Abbas indicated that the diagnosis and treatment of the case took approximately eight months, emphasizing that early diagnosis contributed to saving the patient's life, as this type of disease can lead to immune deficiency and severe inflammation that can result in death.
He explained that macrophage activation syndrome is a "dangerous systemic complication that threatens life, which can occur due to various reasons including inflammatory diseases and autoimmune disorders, especially in patients with Still's disease, characterized by uncontrolled proliferation and activation of macrophages leading to cytokine storms and multiple organ failure."
Dr. Widad Aaji, a consultant in rheumatology and immunology and head of the musculoskeletal diseases department, clarified that during her evaluation, the patient presented with palpable petechiae on the lower extremities and lower abdomen with bleeding and mucosal peeling, along with persistent fever of 39 degrees and mild hepatomegaly, lymphadenopathy, and laboratory findings confirming the diagnosis of macrophage activation syndrome. Improvement in the patient's condition was noted after a single dose of methotrexate, which showcased signs typical of macrophage activation syndrome.

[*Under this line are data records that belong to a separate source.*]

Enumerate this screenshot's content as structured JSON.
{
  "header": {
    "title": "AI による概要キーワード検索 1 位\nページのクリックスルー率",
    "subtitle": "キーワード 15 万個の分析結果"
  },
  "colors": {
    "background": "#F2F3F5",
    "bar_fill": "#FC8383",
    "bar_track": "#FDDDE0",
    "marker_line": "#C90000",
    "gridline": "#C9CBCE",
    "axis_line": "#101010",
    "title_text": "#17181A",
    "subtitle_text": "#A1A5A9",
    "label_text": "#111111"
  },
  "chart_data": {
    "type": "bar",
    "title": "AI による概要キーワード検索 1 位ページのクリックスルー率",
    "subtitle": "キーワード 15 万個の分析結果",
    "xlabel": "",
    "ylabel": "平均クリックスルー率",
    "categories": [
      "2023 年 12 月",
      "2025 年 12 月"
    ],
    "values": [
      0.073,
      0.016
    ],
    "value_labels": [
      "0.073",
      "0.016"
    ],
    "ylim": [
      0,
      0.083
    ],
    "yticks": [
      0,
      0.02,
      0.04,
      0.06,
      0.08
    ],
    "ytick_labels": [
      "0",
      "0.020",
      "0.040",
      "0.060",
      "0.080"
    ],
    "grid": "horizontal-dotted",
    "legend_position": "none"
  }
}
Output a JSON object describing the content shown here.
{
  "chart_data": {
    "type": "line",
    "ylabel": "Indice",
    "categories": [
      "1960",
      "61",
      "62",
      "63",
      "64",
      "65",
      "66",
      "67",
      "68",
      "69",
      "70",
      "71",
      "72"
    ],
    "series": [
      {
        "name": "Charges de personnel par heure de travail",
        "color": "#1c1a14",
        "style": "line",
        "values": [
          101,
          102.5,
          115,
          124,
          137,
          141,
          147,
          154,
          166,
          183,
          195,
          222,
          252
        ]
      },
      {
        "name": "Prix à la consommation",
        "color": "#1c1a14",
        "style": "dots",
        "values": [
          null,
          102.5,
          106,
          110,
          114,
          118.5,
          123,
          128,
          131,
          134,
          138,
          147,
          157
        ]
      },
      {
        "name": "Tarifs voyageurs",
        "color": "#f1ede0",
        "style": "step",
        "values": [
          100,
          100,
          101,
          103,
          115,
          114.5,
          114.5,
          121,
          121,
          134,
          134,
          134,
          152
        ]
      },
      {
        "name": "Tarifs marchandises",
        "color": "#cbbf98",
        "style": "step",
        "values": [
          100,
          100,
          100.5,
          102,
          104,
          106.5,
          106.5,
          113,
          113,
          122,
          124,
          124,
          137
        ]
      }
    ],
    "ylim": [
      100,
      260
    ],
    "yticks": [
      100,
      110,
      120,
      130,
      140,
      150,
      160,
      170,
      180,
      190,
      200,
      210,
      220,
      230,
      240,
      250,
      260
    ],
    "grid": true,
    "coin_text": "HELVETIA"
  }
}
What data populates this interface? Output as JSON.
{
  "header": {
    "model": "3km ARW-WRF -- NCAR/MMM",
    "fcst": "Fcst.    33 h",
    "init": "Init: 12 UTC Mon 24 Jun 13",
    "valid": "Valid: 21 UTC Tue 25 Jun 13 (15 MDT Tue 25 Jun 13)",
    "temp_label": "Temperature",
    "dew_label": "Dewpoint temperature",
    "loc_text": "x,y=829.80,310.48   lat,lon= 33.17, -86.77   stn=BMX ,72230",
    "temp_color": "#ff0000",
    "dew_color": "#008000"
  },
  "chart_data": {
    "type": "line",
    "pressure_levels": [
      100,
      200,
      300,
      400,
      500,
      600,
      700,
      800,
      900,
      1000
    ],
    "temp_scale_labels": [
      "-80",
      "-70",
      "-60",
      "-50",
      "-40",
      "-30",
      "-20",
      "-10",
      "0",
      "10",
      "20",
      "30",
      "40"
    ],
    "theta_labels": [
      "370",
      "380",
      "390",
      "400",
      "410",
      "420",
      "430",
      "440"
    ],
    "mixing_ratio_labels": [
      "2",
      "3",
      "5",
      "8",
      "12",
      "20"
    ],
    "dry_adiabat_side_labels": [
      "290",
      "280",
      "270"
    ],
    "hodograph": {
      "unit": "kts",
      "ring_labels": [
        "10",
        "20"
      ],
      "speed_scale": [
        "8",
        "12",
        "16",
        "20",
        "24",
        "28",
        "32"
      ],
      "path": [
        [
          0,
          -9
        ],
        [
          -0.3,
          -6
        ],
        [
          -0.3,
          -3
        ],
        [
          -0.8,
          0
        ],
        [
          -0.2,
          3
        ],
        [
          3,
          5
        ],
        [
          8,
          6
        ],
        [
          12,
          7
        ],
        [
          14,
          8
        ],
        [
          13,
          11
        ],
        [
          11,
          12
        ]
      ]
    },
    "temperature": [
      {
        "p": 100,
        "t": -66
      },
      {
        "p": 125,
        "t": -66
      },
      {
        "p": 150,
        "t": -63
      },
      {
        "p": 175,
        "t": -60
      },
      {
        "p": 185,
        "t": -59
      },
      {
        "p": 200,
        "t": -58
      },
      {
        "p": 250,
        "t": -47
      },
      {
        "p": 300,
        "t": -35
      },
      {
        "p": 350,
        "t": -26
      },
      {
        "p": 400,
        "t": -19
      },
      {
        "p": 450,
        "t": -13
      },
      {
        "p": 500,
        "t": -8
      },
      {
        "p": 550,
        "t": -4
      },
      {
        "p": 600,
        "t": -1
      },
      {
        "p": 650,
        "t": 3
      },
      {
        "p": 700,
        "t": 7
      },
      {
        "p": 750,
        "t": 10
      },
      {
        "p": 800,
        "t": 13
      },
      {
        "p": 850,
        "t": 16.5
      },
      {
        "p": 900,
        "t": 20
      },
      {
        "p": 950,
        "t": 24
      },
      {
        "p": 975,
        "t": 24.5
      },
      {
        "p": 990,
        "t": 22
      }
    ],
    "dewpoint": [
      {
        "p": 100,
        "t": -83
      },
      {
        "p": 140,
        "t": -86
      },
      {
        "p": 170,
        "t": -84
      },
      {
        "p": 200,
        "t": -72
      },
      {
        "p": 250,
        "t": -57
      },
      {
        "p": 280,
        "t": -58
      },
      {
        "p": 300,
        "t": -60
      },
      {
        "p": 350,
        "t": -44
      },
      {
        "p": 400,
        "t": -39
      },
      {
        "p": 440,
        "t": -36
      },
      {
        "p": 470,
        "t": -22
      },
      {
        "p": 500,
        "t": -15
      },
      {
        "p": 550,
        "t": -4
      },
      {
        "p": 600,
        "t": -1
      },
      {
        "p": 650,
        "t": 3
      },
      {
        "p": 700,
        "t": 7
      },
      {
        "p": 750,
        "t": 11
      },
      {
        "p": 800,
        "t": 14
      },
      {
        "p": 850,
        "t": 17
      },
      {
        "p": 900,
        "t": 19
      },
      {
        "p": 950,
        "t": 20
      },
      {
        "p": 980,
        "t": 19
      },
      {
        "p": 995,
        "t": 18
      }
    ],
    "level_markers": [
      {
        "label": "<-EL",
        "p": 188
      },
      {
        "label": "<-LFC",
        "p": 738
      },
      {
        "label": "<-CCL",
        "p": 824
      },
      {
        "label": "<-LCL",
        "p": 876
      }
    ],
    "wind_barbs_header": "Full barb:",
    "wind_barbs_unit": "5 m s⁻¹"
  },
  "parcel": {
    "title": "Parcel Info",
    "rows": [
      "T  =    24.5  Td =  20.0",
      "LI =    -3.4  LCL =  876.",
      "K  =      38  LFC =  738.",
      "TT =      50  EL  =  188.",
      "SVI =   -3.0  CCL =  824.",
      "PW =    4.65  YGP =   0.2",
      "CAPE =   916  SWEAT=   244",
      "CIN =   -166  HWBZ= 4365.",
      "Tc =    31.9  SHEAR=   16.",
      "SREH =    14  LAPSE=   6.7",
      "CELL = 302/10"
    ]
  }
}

She reported that the patient was placed on a methotrexate regimen of four tablets per week, and the medical team began managing and closely monitoring her condition, starting with aggressive treatment using steroids until signs of improvement appeared, after which immunotherapy was continued, leading to disease remission for over a year.
Dr. Aaji highlighted that macrophage activation syndrome is a serious systemic complication that can occur due to multiple factors, including inflammatory and autoimmune diseases, particularly in patients with Still's disease, marked by uncontrolled macrophage proliferation and activation resulting in cytokine storms and multiple organ failure.
She added that, in this case, based on the importance of continuous education, the role of a single dose of methotrexate as a potential triggering agent for macrophage activation syndrome was discussed, referencing its involvement in three cases documented in medical literature, making this the fourth case globally.